Gün içinde pek çok durumla karşılaşıyoruz. İnsanlarla sohbet ediyor, müzik dinliyor, bir şeyler okuyor ya da seyrediyoruz. Duyduğumuz her şey, bir kulağımızdan giriyor girmesine ama anında çıkıyor mu acaba diğer kulağımızdan? Yoksa tam çıkmak üzereyken biz buna engel mi oluyoruz?

Eğer olumsuz bir konuşma daha o anda zihnimizden çıkıp gidiyorsa sorun yok. Ama onları beynimizin içinde tutuyorsak ve bozuk bir plak gibi, aynı kayıtlar zihnimizin içinde dönüp dolaşmaya devam ediyorsa... İşte en büyük tehlike o anda başlıyor.

Eğer olumsuz durumlar, beynimizin içinde uzun süre kalırsa, bir virüs gibi çoğalmaya başlıyorlar. Hiç hesapta olmayan düşüncelere dönüşüp, mevcut durumumuzu daha da kötüleştiriyorlar.

Sabah evde küçük bir tartışma yaşadınız diyelim. Bu durumdan çıkamadınız ve bu halde kendinizi evden dışarı attınız. Gün boyunca, o sabah yaşanan tartışma ve onu çağrıştıracak şeyler, gittiğiniz her yerde sizinle olacaktır.

O gün muhtemelen bütün işleriniz ters gidecek ve hiç hesapta olmayan aksilikler gelip sizi bulacaktır.

Sınırlayıcı inançlarınızdan kurtulduğunuz zaman, önünüzde muhteşem olasılıklarla dolu bir dünyanın kapısını aralamış olacaksınız.

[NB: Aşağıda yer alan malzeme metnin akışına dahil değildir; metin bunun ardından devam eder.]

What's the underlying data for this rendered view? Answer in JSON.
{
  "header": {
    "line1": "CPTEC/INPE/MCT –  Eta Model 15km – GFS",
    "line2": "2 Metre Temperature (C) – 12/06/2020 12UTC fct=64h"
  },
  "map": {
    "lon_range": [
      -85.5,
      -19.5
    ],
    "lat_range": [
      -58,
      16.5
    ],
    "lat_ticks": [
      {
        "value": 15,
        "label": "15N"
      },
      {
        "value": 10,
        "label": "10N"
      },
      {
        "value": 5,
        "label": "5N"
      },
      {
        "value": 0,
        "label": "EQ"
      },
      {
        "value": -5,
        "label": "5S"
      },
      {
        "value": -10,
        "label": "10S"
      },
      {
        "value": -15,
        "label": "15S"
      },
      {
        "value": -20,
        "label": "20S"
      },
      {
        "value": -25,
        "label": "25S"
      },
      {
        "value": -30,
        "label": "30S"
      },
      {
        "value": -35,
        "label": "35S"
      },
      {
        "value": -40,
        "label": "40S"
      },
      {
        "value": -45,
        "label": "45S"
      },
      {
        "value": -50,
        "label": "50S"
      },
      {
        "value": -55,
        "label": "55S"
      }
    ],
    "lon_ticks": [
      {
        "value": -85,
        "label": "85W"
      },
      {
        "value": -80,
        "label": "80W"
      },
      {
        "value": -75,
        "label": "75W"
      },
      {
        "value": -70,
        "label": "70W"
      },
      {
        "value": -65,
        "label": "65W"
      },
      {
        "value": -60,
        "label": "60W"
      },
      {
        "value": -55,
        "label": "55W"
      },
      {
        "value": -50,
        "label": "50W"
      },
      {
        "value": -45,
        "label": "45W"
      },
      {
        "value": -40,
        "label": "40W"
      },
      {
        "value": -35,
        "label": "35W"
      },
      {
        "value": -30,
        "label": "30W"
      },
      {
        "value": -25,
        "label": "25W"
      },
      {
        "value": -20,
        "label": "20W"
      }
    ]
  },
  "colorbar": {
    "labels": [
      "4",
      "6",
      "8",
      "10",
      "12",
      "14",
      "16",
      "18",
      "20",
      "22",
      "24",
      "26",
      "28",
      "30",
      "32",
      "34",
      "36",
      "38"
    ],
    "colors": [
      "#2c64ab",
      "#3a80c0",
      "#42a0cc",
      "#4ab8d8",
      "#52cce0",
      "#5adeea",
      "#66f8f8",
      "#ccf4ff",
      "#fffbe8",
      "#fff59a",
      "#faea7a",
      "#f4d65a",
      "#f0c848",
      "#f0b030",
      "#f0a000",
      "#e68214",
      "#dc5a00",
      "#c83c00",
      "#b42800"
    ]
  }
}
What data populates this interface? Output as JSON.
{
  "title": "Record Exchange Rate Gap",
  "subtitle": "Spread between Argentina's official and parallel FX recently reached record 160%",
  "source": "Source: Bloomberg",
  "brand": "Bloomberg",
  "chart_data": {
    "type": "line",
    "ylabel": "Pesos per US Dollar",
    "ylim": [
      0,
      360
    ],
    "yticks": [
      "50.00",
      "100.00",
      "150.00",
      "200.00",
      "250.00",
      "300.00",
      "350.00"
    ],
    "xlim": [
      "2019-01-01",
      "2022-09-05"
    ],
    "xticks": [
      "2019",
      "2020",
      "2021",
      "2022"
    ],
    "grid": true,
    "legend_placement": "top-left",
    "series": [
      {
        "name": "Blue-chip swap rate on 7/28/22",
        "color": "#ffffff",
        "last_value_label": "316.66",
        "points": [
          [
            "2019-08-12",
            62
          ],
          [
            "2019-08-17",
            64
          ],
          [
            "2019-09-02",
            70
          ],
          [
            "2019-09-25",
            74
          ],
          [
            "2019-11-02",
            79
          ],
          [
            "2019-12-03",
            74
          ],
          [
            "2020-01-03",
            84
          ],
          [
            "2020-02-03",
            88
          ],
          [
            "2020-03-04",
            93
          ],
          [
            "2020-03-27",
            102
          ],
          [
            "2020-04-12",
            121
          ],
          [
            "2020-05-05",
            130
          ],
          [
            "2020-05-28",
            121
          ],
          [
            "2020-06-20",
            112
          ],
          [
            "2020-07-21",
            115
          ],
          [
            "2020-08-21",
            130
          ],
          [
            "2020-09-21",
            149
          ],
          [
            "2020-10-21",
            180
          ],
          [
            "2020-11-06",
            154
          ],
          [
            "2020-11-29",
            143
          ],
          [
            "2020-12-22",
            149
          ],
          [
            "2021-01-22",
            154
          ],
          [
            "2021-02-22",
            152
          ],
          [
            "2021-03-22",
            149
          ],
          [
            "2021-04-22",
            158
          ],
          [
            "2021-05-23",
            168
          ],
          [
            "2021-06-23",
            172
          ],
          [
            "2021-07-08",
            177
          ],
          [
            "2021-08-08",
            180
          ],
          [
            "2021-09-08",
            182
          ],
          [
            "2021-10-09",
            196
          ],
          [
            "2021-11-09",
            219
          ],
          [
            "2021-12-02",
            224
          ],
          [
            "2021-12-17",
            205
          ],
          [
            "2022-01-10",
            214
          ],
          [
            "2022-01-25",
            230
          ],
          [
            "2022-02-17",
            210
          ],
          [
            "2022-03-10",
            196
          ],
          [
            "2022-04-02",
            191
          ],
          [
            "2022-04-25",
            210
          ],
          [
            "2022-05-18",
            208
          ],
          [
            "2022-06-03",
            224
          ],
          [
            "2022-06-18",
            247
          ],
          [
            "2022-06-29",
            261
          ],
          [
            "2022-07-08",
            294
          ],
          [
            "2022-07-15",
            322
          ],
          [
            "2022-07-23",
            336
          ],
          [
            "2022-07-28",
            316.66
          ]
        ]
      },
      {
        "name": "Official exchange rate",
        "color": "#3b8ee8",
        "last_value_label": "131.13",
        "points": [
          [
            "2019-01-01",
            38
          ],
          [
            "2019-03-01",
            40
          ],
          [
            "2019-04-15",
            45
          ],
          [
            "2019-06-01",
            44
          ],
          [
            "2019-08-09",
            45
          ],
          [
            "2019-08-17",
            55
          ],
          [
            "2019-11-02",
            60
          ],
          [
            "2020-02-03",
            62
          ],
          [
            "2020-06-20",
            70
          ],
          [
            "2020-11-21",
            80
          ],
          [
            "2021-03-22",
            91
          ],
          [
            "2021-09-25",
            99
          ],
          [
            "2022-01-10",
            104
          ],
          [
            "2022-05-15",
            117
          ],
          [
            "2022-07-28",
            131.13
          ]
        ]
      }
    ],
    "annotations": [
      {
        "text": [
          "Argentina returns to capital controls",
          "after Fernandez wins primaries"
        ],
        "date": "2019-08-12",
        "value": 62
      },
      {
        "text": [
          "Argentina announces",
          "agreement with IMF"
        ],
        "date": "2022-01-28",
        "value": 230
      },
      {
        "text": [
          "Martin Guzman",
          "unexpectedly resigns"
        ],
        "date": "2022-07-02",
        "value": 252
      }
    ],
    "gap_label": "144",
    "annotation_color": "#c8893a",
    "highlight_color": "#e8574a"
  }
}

Çok değil; daha 16.yy'ın başlarında insanlar, dünyanın düz olduğuna inanıyorlardı. Dünya onlara göre bir tepsi gibiydi ve eğer dünyanın diğer ucuna giderlerse, oradan aşağıya kayıp düşeceklerini sanıyorlardı J

Sonra Ferdinand Magellan adında bir denizci çıktı ve dünyanın yuvarlak olduğunu söyledi. Kimse ona inanmadı.

Şimdi de ben çıkıyorum karşınıza ve bir insanın, hemen her durumda güçlü olabileceğini, acılarımızın çok büyük bir kısmının gereksiz yere yaşandığını söylüyorum.

Peki, siz... Siz dünyanın nasıl olduğuna inanıyorsunuz? Dünya düz bir tepsi mi size göre?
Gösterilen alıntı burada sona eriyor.